Hari
ini ibu memberesi baju-baju papa. Baru hari ini kami berdua menyadari jika papa
memiliki banyak sekali pakaian baru, mulai dari jaket, kemeja, hingga kaus. Semuanya
tersebar secara berantakan di kardus-kardus di gudang dan lemari.
Sumber foto: Favim |
Ibu dan aku kemudian saling menebak-nebak pakaian tadi didapat papa dari mana. Kiriman keluarga jauh di kampung halaman, hadiah dari kuis atau event-event yang kuikuti dan ternyata ukurannya terlampau besar dan hanya muat dipakai papa, atau memang dibelinya dari bazaar toko swalayan.
Lalu,
kami menemukan sepatu papa yang kubeli tahun lalu karena papa bilang
menginginkan sepatu bagus untuk lari pagi. Sepatu kets biru dongker yang baru
digunakannya satu kali karena pada akhirnya papa lebih suka bertelanjang kaki
saat jogging. Di bawah kotak sepatu itu, ibu menarik keluar sebuah tas
selempang abu hitam dan memangkunya lama. Katanya, itu tas yang pernah papa
minta simpan karena bagus dan akan dipakai untuk acara penting.
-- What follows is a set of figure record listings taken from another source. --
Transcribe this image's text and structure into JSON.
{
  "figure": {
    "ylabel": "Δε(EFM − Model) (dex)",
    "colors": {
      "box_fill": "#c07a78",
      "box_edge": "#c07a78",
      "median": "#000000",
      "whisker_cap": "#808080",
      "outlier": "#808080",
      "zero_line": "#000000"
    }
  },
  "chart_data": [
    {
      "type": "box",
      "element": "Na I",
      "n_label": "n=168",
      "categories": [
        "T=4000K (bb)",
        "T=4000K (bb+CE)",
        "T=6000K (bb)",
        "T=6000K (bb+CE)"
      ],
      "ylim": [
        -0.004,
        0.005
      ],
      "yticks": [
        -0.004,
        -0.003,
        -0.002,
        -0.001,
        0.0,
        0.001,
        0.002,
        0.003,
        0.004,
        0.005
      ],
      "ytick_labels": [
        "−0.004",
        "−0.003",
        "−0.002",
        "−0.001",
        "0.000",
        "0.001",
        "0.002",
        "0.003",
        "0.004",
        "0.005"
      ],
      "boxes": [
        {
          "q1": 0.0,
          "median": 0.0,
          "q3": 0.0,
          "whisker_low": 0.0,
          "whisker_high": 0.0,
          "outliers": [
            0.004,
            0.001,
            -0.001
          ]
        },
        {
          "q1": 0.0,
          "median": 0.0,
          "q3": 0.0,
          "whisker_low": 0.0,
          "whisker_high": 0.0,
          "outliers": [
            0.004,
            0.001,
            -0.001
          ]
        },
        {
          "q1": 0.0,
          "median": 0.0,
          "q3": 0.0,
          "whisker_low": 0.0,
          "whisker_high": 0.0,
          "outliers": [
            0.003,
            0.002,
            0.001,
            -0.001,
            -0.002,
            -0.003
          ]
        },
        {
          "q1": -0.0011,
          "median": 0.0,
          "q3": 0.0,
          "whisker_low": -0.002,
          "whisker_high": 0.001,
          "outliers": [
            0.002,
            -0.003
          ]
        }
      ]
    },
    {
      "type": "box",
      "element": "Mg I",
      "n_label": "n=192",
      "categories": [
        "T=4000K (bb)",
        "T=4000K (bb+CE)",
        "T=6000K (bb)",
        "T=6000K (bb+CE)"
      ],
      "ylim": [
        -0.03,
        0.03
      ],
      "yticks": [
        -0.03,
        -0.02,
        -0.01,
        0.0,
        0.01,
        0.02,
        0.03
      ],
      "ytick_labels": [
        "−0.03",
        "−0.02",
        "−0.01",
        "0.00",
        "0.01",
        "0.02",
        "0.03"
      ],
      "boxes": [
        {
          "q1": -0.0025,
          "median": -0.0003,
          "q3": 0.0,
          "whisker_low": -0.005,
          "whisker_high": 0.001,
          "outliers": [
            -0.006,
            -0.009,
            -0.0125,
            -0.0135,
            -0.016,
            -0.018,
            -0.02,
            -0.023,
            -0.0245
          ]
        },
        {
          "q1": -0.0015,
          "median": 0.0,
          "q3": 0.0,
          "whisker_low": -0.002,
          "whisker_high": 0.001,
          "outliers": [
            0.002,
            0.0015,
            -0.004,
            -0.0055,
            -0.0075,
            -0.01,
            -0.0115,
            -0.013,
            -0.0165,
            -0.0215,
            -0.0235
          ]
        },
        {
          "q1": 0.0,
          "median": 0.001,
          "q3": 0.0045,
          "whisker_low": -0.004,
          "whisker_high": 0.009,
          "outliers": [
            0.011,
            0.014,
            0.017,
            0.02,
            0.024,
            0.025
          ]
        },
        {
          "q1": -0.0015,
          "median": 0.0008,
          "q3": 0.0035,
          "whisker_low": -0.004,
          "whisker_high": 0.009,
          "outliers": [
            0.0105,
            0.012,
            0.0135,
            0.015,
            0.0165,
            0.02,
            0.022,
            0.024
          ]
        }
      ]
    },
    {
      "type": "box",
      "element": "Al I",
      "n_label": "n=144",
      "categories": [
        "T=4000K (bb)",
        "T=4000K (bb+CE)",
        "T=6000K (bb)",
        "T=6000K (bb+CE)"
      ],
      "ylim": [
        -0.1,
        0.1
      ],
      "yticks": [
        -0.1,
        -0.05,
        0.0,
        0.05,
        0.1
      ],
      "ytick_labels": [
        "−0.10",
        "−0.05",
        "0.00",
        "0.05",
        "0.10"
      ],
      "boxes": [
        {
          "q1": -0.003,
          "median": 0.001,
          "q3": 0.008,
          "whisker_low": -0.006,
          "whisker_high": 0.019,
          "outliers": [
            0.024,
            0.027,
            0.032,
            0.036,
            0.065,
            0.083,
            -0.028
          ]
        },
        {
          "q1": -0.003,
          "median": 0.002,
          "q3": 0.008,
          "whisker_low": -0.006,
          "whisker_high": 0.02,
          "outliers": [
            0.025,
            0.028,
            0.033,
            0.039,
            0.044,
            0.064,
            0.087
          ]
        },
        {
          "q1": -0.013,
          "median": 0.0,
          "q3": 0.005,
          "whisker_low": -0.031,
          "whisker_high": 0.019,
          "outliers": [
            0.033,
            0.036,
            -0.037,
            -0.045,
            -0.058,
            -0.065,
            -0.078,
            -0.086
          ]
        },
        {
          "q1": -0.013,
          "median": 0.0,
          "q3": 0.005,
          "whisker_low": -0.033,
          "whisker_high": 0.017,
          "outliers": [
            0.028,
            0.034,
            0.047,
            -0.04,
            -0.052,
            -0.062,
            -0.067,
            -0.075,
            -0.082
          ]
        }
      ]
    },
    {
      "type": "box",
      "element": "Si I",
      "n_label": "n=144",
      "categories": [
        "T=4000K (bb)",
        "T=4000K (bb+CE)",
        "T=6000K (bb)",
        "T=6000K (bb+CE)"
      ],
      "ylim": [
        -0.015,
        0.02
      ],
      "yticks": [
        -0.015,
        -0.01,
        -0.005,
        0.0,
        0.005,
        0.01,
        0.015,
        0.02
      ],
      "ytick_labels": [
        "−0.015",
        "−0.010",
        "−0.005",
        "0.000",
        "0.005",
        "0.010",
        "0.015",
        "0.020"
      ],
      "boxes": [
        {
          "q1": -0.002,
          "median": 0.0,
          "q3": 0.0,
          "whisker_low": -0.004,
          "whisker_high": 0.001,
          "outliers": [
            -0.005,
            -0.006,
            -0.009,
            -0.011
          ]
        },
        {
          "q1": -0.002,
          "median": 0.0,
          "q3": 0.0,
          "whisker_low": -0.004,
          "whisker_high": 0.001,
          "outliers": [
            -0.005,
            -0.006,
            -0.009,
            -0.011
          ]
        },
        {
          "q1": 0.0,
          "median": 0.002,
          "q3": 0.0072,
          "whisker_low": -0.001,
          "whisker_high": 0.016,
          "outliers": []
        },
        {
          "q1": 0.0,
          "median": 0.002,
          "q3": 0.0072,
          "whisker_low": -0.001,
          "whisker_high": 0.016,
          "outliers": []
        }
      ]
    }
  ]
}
Siang itu, kegiatan menyusun dan merapikan barang-barang papa tak pernah benar-benar tuntas. Setiap penemuan mengantar kami pada perbincangan seolah-olah papa masih ada. Pada akhirnya, barang-barang tadi kembali pada tempatnya semula. Mereka keluar sejenak hanya untuk mengatasi kerinduan yang tidak tahu jalan pulang.
Dan,
aku diam-diam memeluk salah satu kemeja yang dulu selalu papa pakai untuk
berangkat kerja sebagai sales berpangkat rendah. Kemeja lusuh yang sisi bawahnya
sudah menghitam oleh debu dan usia. Samar-samar, aku masih mencium bau papa di
sana – atau hanya perasaanku saja? Aku merasa kembali menjadi anak kecil yang
berdiri di mulut pintu rumah menunggu papa pulang membawa boneka Sponge Bob
kuning murah yang di dalamnya berisi kain dan tali perca. Menjadi bahagia tak
pernah sesederhana itu sekarang, terutama ketika kau mengetahui ada bagian dari
kedalamanmu yang tak pernah lagi utuh.